Dear all,

I am new to DNA sequence analysis, especially variant calling. I had some sequence data and used bwa to perform the alignment. After I had sam file from bwa, I use samtools and bcftools to perform variant calling. However, when I more the final vcf file, I don't see the AC key-value pairs in the vcf file. I cannot calculate the frequency of alleles at each locus. Would anyone have an idea about what I should do?

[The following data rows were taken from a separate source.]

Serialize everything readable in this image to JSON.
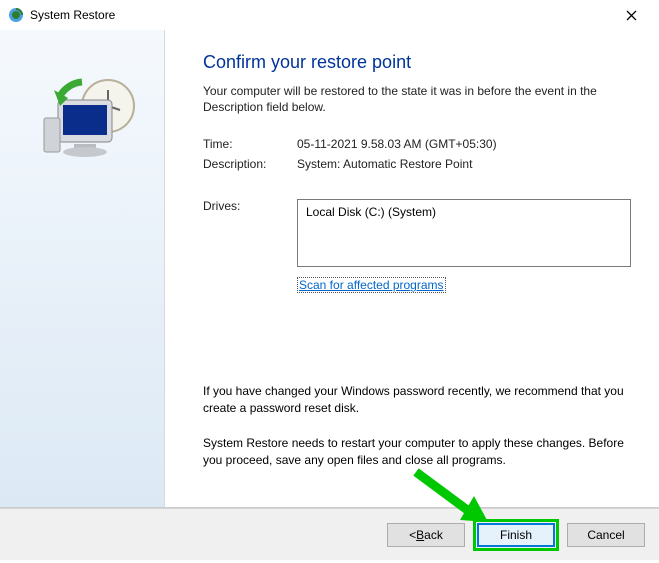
{
  "titlebar": {
    "title": "System Restore"
  },
  "main": {
    "heading": "Confirm your restore point",
    "subtext": "Your computer will be restored to the state it was in before the event in the Description field below.",
    "time_label": "Time:",
    "time_value": "05-11-2021 9.58.03 AM (GMT+05:30)",
    "desc_label": "Description:",
    "desc_value": "System: Automatic Restore Point",
    "drives_label": "Drives:",
    "drives_value": "Local Disk (C:) (System)",
    "scan_link": "Scan for affected programs",
    "warn1": "If you have changed your Windows password recently, we recommend that you create a password reset disk.",
    "warn2": "System Restore needs to restart your computer to apply these changes. Before you proceed, save any open files and close all programs."
  },
  "footer": {
    "back_prefix": "< ",
    "back_u": "B",
    "back_rest": "ack",
    "finish": "Finish",
    "cancel": "Cancel"
  }
}
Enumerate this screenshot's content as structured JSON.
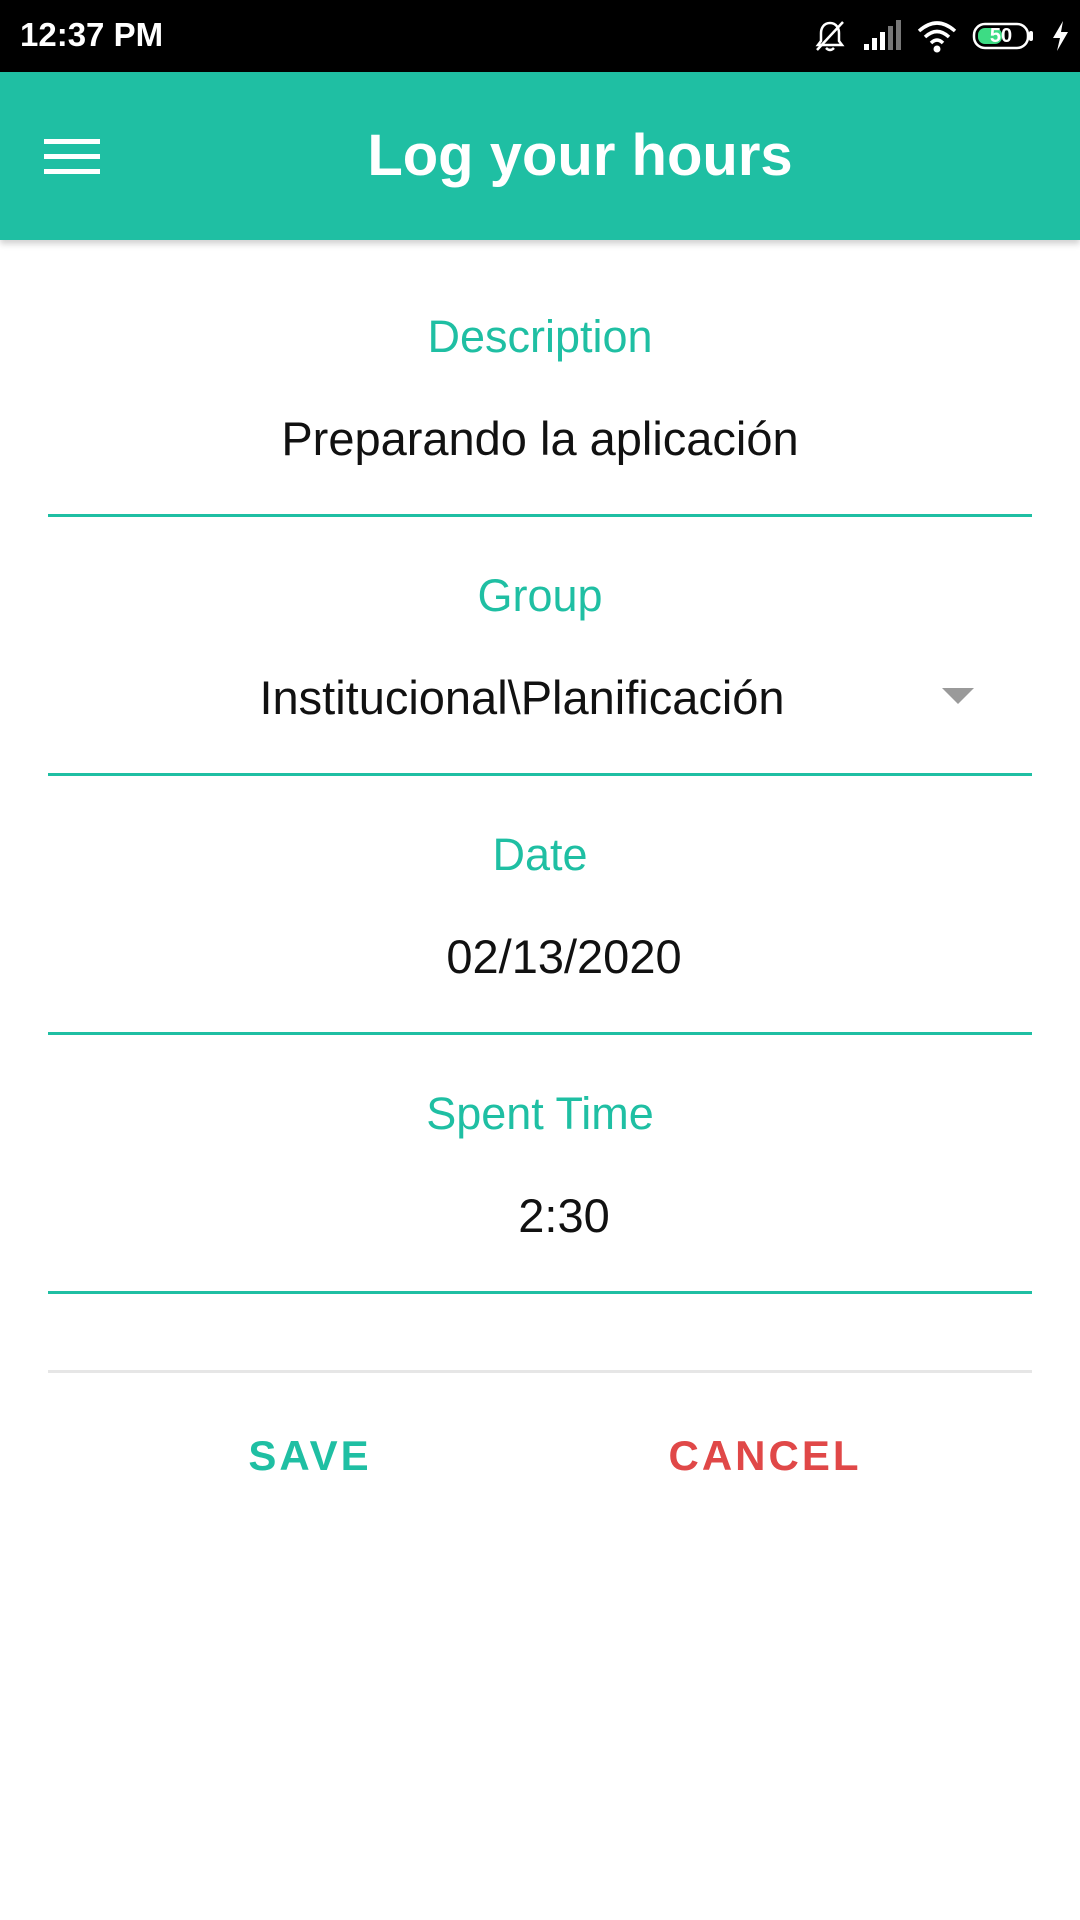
{
  "status_bar": {
    "time": "12:37 PM",
    "battery_level": "50",
    "icons": [
      "bell-off-icon",
      "signal-icon",
      "wifi-icon",
      "battery-icon",
      "charging-bolt-icon"
    ]
  },
  "app_bar": {
    "title": "Log your hours",
    "menu_icon": "hamburger-menu-icon",
    "color": "#1fbfa3"
  },
  "form": {
    "description": {
      "label": "Description",
      "value": "Preparando la aplicación"
    },
    "group": {
      "label": "Group",
      "value": "Institucional\\Planificación"
    },
    "date": {
      "label": "Date",
      "value": "02/13/2020"
    },
    "spent_time": {
      "label": "Spent Time",
      "value": "2:30"
    }
  },
  "actions": {
    "save_label": "SAVE",
    "cancel_label": "CANCEL",
    "save_color": "#1fbfa3",
    "cancel_color": "#e04848"
  }
}
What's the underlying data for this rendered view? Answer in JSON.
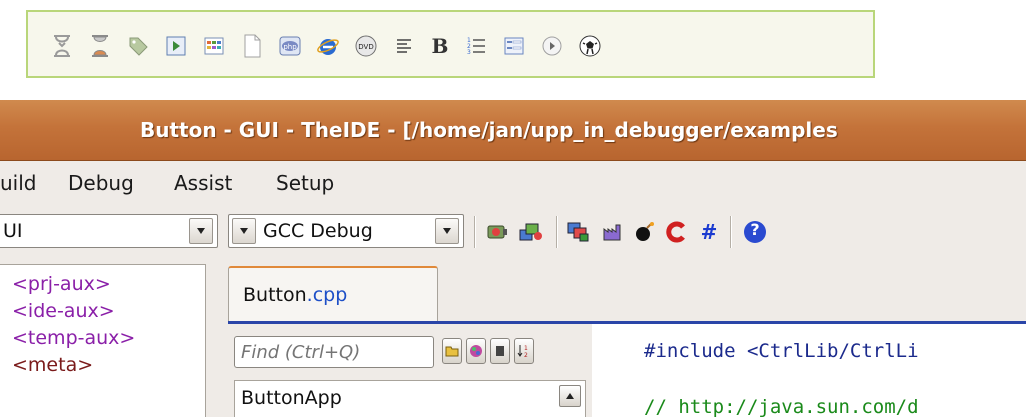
{
  "icon_strip": {
    "icons": [
      "hourglass-empty-icon",
      "hourglass-icon",
      "tag-icon",
      "play-frame-icon",
      "grid-icon",
      "document-icon",
      "php-icon",
      "internet-explorer-icon",
      "dvd-icon",
      "align-left-icon",
      "bold-icon",
      "numbered-list-icon",
      "form-icon",
      "play-circle-icon",
      "soccer-ball-icon"
    ],
    "bold_glyph": "B"
  },
  "window": {
    "title": "Button - GUI - TheIDE - [/home/jan/upp_in_debugger/examples"
  },
  "menu": {
    "items": [
      "uild",
      "Debug",
      "Assist",
      "Setup"
    ]
  },
  "toolbar": {
    "main_package_value": "UI",
    "build_method_value": "GCC Debug",
    "help_glyph": "?",
    "hash_glyph": "#",
    "icons": [
      "build-icon",
      "rebuild-icon",
      "clean-icon",
      "export-icon",
      "debug-bomb-icon",
      "run-c-icon",
      "hash-icon",
      "help-icon"
    ]
  },
  "packages": {
    "items": [
      {
        "label": "<prj-aux>",
        "color": "#8a1fa8"
      },
      {
        "label": "<ide-aux>",
        "color": "#8a1fa8"
      },
      {
        "label": "<temp-aux>",
        "color": "#8a1fa8"
      },
      {
        "label": "<meta>",
        "color": "#7a1a1a"
      }
    ]
  },
  "tabs": {
    "active": {
      "name": "Button",
      "ext": ".cpp"
    }
  },
  "navigator": {
    "search_placeholder": "Find (Ctrl+Q)",
    "items": [
      "ButtonApp"
    ]
  },
  "editor": {
    "lines": [
      {
        "text": "#include <CtrlLib/CtrlLi",
        "kind": "include"
      },
      {
        "text": "// http://java.sun.com/d",
        "kind": "comment"
      }
    ]
  },
  "colors": {
    "title_bar": "#c4733a",
    "strip_border": "#b9d67a",
    "tab_accent": "#e0893a",
    "editor_rule": "#2a45a8"
  }
}
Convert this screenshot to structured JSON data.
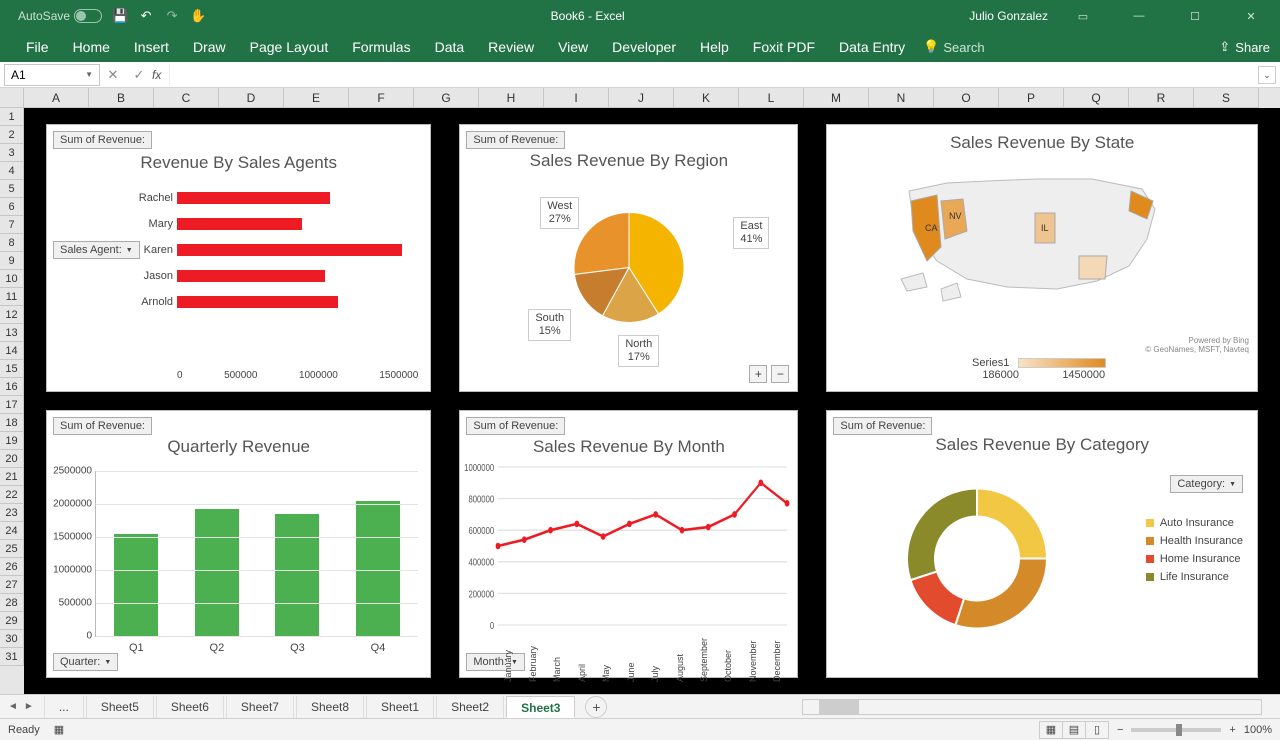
{
  "titlebar": {
    "autosave": "AutoSave",
    "autosave_state": "Off",
    "title": "Book6 - Excel",
    "user": "Julio Gonzalez"
  },
  "ribbon": {
    "tabs": [
      "File",
      "Home",
      "Insert",
      "Draw",
      "Page Layout",
      "Formulas",
      "Data",
      "Review",
      "View",
      "Developer",
      "Help",
      "Foxit PDF",
      "Data Entry"
    ],
    "tell": "Search",
    "share": "Share"
  },
  "namebox": "A1",
  "columns": [
    "A",
    "B",
    "C",
    "D",
    "E",
    "F",
    "G",
    "H",
    "I",
    "J",
    "K",
    "L",
    "M",
    "N",
    "O",
    "P",
    "Q",
    "R",
    "S"
  ],
  "rows_visible": 31,
  "panel_label": "Sum of Revenue:",
  "slicers": {
    "agent": "Sales Agent:",
    "quarter": "Quarter:",
    "month": "Month:",
    "category": "Category:"
  },
  "map_credit1": "Powered by Bing",
  "map_credit2": "© GeoNames, MSFT, Navteq",
  "map_series": "Series1",
  "map_min": "186000",
  "map_max": "1450000",
  "sheet_tabs": [
    "Sheet5",
    "Sheet6",
    "Sheet7",
    "Sheet8",
    "Sheet1",
    "Sheet2",
    "Sheet3"
  ],
  "sheet_ellipsis": "...",
  "active_sheet": "Sheet3",
  "status": {
    "ready": "Ready",
    "zoom": "100%"
  },
  "chart_data": [
    {
      "type": "bar",
      "orientation": "horizontal",
      "title": "Revenue By Sales Agents",
      "categories": [
        "Rachel",
        "Mary",
        "Karen",
        "Jason",
        "Arnold"
      ],
      "values": [
        950000,
        780000,
        1400000,
        920000,
        1000000
      ],
      "xlim": [
        0,
        1500000
      ],
      "xticks": [
        0,
        500000,
        1000000,
        1500000
      ]
    },
    {
      "type": "pie",
      "title": "Sales Revenue By Region",
      "categories": [
        "East",
        "North",
        "South",
        "West"
      ],
      "values": [
        41,
        17,
        15,
        27
      ],
      "value_suffix": "%"
    },
    {
      "type": "bar",
      "title": "Quarterly Revenue",
      "categories": [
        "Q1",
        "Q2",
        "Q3",
        "Q4"
      ],
      "values": [
        1550000,
        1920000,
        1850000,
        2050000
      ],
      "ylim": [
        0,
        2500000
      ],
      "yticks": [
        0,
        500000,
        1000000,
        1500000,
        2000000,
        2500000
      ]
    },
    {
      "type": "line",
      "title": "Sales Revenue By Month",
      "categories": [
        "January",
        "February",
        "March",
        "April",
        "May",
        "June",
        "July",
        "August",
        "September",
        "October",
        "November",
        "December"
      ],
      "values": [
        500000,
        540000,
        600000,
        640000,
        560000,
        640000,
        700000,
        600000,
        620000,
        700000,
        900000,
        770000
      ],
      "ylim": [
        0,
        1000000
      ],
      "yticks": [
        0,
        200000,
        400000,
        600000,
        800000,
        1000000
      ]
    },
    {
      "type": "pie",
      "donut": true,
      "title": "Sales Revenue By Category",
      "categories": [
        "Auto Insurance",
        "Health Insurance",
        "Home Insurance",
        "Life Insurance"
      ],
      "values": [
        25,
        30,
        15,
        30
      ],
      "colors": [
        "#f2c744",
        "#d58a2a",
        "#e34b2e",
        "#8a8a2a"
      ]
    },
    {
      "type": "map",
      "title": "Sales Revenue By State",
      "region": "USA",
      "highlighted": {
        "CA": 1450000,
        "NV": 900000,
        "IL": 600000,
        "NY": 1200000
      },
      "range": [
        186000,
        1450000
      ]
    }
  ]
}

My purpose is to find the allele frequencies at each locus. If there are other methods to do this, please give me a help. Thank you.

In fact, when I view the sorted bam file, I can see the alignment and the reference. It looks fine.

I tried the following commands in my workflow:

samtools mpileup -g -f ref.fa short_reads_aligned.sorted.bam > short_reads_variants.bcf

bcftools view -c -v short_reads_variants.bcf > short_reads_variants.vcf

I also tried the following

samtools mpileup -uf ref.fa short_reads_aligned.sorted.bam | bcftools view -bvcg - > var.raw.bcf bcftools view var.raw.bcf > var.flt.vcf

Thanks in advance C

One of many ways to do it is

vcf-annotate --fill-AC-AN

from http://vcftools.sourceforge.net/perl_module.html#vcf-annotate.

Newer versions of samtools+bcftools (develop branch on github) do output AC, AN natively.

I finally use GATK and obtain the AC field in my vcf file. I think the problem is due to that the mpileup does not output the allele counts for each locus in the sequence although mpileup used allele counts in the process of generating bcf and vcf files. So the vcf-annotation can add AC field in the vcf but it is not the correct one.